Lothario his first impulse was to come out and show himself to avert such

a disaster; but in his anxiety to see the issue of a resolution so bold

and virtuous he restrained himself, intending to come forth in time to

prevent the deed. At this moment Camilla, throwing herself upon a bed

that was close by, swooned away, and Leonela began to weep bitterly,

exclaiming, "Woe is me! that I should be fated to have dying here in my

arms the flower of virtue upon earth, the crown of true wives, the

pattern of chastity!" with more to the same effect, so that anyone who

heard her would have taken her for the most tender-hearted and faithful

handmaid in the world, and her mistress for another persecuted Penelope.

Camilla was not long in recovering from her fainting fit and on coming to

herself she said, "Why do you not go, Leonela, to call hither that

friend, the falsest to his friend the sun ever shone upon or night

concealed? Away, run, haste, speed! lest the fire of my wrath burn itself

out with delay, and the righteous vengeance that I hope for melt away in

menaces and maledictions."

"I am just going to call him, senora," said Leonela; "but you must first

give me that dagger, lest while I am gone you should by means of it give

cause to all who love you to weep all their lives."

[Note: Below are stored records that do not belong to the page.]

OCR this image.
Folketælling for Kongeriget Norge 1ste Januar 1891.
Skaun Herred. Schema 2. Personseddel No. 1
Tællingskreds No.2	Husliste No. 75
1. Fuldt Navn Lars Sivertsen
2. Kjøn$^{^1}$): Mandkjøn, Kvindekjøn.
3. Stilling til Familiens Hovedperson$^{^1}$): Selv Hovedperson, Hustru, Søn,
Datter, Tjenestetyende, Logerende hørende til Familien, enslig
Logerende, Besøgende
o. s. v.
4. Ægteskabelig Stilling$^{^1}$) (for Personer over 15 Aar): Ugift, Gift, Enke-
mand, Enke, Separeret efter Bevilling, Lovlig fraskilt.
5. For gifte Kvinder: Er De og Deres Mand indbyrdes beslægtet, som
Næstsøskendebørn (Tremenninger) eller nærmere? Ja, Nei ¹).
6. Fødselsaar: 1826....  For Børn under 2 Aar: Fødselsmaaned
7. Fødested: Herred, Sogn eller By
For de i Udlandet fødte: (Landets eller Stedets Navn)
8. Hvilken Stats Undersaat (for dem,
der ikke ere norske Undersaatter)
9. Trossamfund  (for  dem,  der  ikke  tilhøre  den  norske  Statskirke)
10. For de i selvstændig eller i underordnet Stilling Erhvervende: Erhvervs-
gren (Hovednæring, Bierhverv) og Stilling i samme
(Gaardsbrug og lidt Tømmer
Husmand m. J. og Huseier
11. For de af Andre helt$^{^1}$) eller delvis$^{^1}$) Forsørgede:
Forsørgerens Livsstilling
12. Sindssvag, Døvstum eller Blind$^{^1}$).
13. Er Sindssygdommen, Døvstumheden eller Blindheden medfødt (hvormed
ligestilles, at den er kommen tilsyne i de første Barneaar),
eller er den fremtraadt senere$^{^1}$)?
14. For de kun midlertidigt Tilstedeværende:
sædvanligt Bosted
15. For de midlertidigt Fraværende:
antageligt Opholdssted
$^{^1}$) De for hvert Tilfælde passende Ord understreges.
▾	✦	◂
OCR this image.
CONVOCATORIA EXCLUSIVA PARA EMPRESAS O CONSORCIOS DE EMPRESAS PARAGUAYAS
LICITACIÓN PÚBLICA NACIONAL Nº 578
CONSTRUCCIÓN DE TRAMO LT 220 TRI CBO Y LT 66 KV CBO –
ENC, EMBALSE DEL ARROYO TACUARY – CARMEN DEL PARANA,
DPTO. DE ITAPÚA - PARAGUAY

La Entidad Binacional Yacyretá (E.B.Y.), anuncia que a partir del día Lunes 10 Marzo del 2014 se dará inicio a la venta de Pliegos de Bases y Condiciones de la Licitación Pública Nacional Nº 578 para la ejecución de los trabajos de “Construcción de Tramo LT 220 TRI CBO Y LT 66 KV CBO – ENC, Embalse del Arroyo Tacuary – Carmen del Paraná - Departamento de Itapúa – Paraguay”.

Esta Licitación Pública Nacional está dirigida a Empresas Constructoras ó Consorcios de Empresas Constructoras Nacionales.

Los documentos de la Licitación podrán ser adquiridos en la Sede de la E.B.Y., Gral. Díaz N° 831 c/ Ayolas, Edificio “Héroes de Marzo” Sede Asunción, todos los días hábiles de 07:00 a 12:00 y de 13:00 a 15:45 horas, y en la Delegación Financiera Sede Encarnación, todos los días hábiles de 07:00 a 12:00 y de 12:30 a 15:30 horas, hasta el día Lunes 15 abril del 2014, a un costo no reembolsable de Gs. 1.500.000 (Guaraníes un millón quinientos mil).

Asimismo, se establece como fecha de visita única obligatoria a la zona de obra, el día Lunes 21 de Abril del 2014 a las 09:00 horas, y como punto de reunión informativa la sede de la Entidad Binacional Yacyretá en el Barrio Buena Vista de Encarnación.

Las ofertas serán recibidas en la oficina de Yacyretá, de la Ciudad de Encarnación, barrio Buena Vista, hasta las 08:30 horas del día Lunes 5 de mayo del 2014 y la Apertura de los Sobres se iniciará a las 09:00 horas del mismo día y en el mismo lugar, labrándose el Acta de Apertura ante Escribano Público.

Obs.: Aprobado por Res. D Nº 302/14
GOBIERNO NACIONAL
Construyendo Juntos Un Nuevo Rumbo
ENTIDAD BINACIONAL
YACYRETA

"Go in peace, dear Leonela, I will not do so," said Camilla, "for rash

and foolish as I may be, to your mind, in defending my honour, I am not

going to be so much so as that Lucretia who they say killed herself

without having done anything wrong, and without having first killed him

on whom the guilt of her misfortune lay. I shall die, if I am to die; but

it must be after full vengeance upon him who has brought me here to weep

over audacity that no fault of mine gave birth to."

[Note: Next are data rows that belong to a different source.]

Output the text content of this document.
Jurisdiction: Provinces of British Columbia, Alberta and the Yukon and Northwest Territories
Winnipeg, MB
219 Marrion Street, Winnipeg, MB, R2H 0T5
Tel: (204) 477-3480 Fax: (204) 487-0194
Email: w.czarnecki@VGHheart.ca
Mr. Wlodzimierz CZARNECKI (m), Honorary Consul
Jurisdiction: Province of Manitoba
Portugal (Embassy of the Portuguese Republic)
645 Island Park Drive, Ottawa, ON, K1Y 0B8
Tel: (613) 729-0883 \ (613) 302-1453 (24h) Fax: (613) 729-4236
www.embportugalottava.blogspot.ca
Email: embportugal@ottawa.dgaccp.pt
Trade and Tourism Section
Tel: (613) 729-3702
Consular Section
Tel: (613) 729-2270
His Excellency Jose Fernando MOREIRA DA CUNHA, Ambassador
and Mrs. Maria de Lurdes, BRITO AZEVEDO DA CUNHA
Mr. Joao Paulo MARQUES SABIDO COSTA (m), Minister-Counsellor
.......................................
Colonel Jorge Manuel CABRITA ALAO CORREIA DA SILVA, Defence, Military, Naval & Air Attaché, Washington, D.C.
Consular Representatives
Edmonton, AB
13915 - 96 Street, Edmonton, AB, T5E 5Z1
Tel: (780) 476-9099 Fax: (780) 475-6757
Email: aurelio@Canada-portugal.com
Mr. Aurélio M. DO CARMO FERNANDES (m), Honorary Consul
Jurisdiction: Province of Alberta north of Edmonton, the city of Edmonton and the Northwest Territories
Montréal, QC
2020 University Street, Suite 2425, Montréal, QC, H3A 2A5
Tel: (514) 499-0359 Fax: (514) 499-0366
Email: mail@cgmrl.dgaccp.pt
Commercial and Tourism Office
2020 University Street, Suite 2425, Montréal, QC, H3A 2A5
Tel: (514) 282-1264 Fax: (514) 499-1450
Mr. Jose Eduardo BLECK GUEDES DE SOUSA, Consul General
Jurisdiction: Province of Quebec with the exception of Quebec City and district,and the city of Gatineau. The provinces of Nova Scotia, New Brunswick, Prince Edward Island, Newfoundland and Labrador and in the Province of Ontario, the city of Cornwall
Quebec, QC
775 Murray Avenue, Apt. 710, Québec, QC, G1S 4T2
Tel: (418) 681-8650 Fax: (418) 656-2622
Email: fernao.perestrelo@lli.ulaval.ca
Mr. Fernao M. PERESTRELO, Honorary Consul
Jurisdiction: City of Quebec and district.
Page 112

Leonela required much pressing before she would go to summon Lothario,

but at last she went, and while awaiting her return Camilla continued, as

if speaking to herself, "Good God! would it not have been more prudent to

have repulsed Lothario, as I have done many a time before, than to allow

him, as I am now doing, to think me unchaste and vile, even for the short

time I must wait until I undeceive him? No doubt it would have been

better; but I should not be avenged, nor the honour of my husband

vindicated, should he find so clear and easy an escape from the strait

into which his depravity has led him. Let the traitor pay with his life

for the temerity of his wanton wishes, and let the world know (if haply

it shall ever come to know) that Camilla not only preserved her

allegiance to her husband, but avenged him of the man who dared to wrong

him. Still, I think it might be better to disclose this to Anselmo. But

then I have called his attention to it in the letter I wrote to him in

the country, and, if he did nothing to prevent the mischief I there

pointed out to him, I suppose it was that from pure goodness of heart and

trustfulness he would not and could not believe that any thought against

his honour could harbour in the breast of so stanch a friend; nor indeed

did I myself believe it for many days, nor should I have ever believed it

if his insolence had not gone so far as to make it manifest by open

presents, lavish promises, and ceaseless tears. But why do I argue thus?

Does a bold determination stand in need of arguments? Surely not. Then

traitors avaunt! Vengeance to my aid! Let the false one come, approach,

advance, die, yield up his life, and then befall what may. Pure I came to

him whom Heaven bestowed upon me, pure I shall leave him; and at the

worst bathed in my own chaste blood and in the foul blood of the falsest

friend that friendship ever saw in the world;" and as she uttered these

words she paced the room holding the unsheathed dagger, with such

irregular and disordered steps, and such gestures that one would have

supposed her to have lost her senses, and taken her for some violent

desperado instead of a delicate woman.